Herbeigeflogen – noch nie hat es ein führender Politiker geschafft, die Leistungen eines anderen Politikers, eines Parteifreundes wohlgemerkt, mit einem einzigen, scheinbar harmlosen Wort so radikal zu vernichten. Der Ruhm gebührt nicht Kohl, sondern Gorbatschow, so könnte man Weizsäckers Ausführungen lesen: „Gorbatschow hatte wahrscheinlich ziemlich rasch die Überzeugung gewonnen, dass eine Annäherung und Vereinigung der beiden deutschen Staaten schließlich nicht aufzuhalten sein werde. Zugleich wollte er eine Eingliederung des vereinigten Deutschland in die NATO mit Vehemenz verhindern.“

Gorbatschow hat diese Position in allen folgenden Gesprächen mit Außenministern der USA und Großbritanniens vertreten. „Bei diesen Verhandlungen verstand er die amerikanische Position wie folgt: Einerseits dürfte Deutschland nicht in eine neutrale Position zwschen Ost und West entlassen werden. Andererseits solle und dürfe es nur deshalb in die NATO aufgenommen werden, weil ja die beiden Bündnisse NATO und Warschauer Pakt im Übrigen unverändert bestehen bleiben würden. Unter dieser Prämisse ließ sich Gorbatschow schließlich auf die amerikanische Haltung ein.“ (S. 115)
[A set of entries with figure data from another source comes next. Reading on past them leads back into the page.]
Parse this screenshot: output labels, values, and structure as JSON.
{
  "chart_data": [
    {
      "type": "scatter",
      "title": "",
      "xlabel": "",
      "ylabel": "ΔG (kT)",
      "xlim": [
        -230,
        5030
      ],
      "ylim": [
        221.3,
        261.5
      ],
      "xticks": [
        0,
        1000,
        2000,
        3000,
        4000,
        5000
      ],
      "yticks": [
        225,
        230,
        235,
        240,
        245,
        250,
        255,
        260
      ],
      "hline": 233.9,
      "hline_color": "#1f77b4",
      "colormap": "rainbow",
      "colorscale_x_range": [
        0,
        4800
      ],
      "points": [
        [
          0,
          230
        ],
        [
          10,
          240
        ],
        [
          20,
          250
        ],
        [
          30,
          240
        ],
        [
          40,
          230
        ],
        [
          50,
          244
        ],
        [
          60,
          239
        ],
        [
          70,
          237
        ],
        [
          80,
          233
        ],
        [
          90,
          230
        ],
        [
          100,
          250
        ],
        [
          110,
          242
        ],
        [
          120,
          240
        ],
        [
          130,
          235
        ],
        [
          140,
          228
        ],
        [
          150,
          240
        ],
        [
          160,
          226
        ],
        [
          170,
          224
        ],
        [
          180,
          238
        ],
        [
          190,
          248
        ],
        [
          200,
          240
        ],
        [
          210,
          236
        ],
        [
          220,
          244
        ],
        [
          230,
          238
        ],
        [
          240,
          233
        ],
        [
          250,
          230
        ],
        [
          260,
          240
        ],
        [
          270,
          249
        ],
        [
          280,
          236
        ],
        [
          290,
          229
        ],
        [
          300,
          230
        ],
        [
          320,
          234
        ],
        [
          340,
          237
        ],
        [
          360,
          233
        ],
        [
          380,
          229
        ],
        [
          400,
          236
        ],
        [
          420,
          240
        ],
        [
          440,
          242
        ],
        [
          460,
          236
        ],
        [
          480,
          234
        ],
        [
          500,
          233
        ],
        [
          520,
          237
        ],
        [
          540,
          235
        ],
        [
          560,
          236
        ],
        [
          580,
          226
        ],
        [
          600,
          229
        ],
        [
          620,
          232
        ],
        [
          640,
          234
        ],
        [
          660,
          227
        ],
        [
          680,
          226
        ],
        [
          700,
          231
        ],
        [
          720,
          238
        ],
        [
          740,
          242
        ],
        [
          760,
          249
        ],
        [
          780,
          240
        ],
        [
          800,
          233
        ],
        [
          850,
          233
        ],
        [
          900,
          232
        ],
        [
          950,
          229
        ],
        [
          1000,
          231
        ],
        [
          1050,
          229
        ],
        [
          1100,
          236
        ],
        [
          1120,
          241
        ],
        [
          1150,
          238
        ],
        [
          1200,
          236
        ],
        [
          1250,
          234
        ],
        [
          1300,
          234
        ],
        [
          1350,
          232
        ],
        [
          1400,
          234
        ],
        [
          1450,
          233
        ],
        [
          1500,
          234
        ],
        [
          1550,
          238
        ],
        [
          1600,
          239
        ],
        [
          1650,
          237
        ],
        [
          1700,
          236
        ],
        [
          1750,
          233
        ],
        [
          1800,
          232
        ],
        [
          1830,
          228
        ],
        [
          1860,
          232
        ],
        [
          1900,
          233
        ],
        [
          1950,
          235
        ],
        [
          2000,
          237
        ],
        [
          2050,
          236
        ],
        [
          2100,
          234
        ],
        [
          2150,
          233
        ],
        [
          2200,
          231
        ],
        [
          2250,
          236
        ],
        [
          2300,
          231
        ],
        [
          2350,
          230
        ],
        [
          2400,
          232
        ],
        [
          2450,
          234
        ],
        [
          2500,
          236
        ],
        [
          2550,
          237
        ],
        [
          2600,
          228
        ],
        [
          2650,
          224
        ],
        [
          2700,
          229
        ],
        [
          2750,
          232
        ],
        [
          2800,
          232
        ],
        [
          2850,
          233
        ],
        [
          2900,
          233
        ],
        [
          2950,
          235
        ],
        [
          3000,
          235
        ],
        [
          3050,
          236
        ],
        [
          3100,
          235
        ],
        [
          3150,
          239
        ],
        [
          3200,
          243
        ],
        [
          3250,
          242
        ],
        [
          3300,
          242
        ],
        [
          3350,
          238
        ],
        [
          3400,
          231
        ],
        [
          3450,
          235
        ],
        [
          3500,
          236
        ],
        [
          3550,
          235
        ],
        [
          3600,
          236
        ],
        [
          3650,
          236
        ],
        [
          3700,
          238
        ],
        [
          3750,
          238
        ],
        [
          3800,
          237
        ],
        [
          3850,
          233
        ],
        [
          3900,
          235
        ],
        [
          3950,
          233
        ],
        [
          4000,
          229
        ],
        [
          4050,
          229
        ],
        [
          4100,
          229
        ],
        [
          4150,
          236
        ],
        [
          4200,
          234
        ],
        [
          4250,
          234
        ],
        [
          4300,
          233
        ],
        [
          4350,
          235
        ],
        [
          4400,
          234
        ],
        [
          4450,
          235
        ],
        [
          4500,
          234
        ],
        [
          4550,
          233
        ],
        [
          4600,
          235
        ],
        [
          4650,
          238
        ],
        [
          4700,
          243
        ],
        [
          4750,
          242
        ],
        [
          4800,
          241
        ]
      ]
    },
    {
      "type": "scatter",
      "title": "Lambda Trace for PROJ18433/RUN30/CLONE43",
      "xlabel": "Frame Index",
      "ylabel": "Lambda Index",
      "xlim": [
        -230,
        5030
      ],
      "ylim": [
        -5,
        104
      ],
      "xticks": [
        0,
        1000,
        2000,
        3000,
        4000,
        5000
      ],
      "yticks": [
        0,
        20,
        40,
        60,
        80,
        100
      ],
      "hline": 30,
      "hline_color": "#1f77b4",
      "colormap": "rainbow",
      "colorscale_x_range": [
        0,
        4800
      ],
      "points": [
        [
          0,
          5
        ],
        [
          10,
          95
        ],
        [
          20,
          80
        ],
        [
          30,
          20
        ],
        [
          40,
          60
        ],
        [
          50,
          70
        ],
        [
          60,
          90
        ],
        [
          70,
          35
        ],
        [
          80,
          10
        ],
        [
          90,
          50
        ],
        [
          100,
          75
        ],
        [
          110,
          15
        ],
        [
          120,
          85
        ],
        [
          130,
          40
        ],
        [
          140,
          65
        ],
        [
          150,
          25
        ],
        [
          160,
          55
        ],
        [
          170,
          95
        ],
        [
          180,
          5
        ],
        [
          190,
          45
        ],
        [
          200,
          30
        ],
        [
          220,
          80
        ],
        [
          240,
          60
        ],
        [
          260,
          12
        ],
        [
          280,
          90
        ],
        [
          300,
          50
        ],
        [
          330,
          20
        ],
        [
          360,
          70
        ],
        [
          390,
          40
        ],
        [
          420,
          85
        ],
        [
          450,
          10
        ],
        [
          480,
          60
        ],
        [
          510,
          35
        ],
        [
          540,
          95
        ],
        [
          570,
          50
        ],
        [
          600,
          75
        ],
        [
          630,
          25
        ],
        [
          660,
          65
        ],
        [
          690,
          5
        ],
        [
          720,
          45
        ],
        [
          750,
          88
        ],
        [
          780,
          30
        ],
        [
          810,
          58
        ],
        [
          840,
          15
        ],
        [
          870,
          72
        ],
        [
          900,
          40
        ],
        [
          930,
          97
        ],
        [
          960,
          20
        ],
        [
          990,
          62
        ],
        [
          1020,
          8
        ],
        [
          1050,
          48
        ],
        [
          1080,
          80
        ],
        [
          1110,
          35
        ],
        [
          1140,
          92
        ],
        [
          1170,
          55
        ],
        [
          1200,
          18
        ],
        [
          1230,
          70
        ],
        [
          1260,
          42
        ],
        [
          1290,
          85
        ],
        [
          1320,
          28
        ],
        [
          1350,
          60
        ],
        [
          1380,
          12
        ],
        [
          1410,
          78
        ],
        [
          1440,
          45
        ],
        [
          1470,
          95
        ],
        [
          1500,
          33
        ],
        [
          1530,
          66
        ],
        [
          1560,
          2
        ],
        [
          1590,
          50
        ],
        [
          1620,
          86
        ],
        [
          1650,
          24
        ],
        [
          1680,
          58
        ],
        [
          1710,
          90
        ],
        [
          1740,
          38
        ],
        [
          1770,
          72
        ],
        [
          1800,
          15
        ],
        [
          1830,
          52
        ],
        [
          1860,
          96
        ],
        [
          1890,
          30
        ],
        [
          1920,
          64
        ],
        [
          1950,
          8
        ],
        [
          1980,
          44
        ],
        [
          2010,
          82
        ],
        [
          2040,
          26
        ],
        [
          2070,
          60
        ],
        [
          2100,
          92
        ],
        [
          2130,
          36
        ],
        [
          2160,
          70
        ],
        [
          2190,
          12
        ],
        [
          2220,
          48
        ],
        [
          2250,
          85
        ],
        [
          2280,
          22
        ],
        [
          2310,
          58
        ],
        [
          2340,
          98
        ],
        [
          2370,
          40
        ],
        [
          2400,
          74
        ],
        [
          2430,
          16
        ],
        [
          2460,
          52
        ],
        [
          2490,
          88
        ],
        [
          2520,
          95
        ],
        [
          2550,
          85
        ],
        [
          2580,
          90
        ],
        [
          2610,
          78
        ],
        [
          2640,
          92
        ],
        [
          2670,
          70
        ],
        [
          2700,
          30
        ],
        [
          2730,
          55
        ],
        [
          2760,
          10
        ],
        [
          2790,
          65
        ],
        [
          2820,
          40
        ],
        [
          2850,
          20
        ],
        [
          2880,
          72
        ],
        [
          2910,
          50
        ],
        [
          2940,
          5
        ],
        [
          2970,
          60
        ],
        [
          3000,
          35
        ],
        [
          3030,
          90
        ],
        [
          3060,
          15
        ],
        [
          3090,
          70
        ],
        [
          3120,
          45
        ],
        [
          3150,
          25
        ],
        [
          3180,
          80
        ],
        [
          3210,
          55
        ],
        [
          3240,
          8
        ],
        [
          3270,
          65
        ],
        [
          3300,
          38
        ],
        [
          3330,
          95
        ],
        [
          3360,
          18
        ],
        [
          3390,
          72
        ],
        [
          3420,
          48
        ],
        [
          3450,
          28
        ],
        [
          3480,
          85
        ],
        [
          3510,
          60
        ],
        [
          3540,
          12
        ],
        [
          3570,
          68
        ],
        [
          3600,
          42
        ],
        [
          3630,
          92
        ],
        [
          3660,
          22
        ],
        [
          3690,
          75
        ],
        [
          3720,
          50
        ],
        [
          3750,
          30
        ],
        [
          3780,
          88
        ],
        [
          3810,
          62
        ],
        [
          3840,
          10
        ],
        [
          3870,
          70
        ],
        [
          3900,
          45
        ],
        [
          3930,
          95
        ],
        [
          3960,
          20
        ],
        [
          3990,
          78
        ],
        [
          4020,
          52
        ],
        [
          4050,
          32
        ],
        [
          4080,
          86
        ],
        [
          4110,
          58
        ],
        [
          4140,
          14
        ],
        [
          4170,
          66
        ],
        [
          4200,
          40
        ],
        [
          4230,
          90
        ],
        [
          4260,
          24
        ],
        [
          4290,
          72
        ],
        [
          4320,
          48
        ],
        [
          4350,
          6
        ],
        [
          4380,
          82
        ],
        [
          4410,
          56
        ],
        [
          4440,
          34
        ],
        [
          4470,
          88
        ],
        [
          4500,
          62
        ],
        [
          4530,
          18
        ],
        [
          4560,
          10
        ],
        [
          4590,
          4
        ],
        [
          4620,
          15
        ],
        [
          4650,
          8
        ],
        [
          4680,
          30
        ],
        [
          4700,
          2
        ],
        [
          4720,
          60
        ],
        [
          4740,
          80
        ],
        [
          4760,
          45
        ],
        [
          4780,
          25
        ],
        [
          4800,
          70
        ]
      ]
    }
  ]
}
Im Übrigen ist bekannt, wie lange diese Prämisse Geltung hatte. Am 12. März 1999 sind Polen, Tschechien und Ungarn der NATO beigetreten.

Im Übrigen hat die NATO heute 28 Mitglieder im Unterschied zu 16 in Zeiten der Bedrohung durch die Sowjetunion.

Deutsche Politiker, die Gorbatschows Nachfolger Wladimir Putin gerne als Aggressor titulieren, haben diese Zusage offenbar vergessen. Weizsäcker, der Russland als Nachbarn bezeichnet, ist überzeugt, „dass eine Verweigerung der Zusammenarbeit mit Russland oder gar eine veritable Abkapselung gegen den Osten gerade nicht einen wirklich soliden Schutz erzeugt.“ (S. 181) Weizsäcker schreibt dies im Kapitel „Europas Aufgaben in der Welt“, in dem er nebenbei auch erwähnt: „Ein anderes positives europäisches Beispiel ist der Klimaschutz. […] Klimaschutz bedarf rascher technischer Fortschritte.“ Publiziert 2009, nur zur Erinnerung an jene, die heute bereits Greta wie eine Heilige verehren, im Glauben, sie habe den Klimaschutz erfunden.

Im Übrigen bin ich der Meinung, dass die NATO 30 Jahre nach dem Ende der Sowjetunion als Verteidigungsbündnis gegen den Warschauer Pakt keine Existenzberechtigung mehr hat. Ein völlig absurdes Sammelsurium von Mitgliedern, die fast keine gemeinsamen Interessen und absolut keine gemeinsamen Bedrohungsszenarien haben.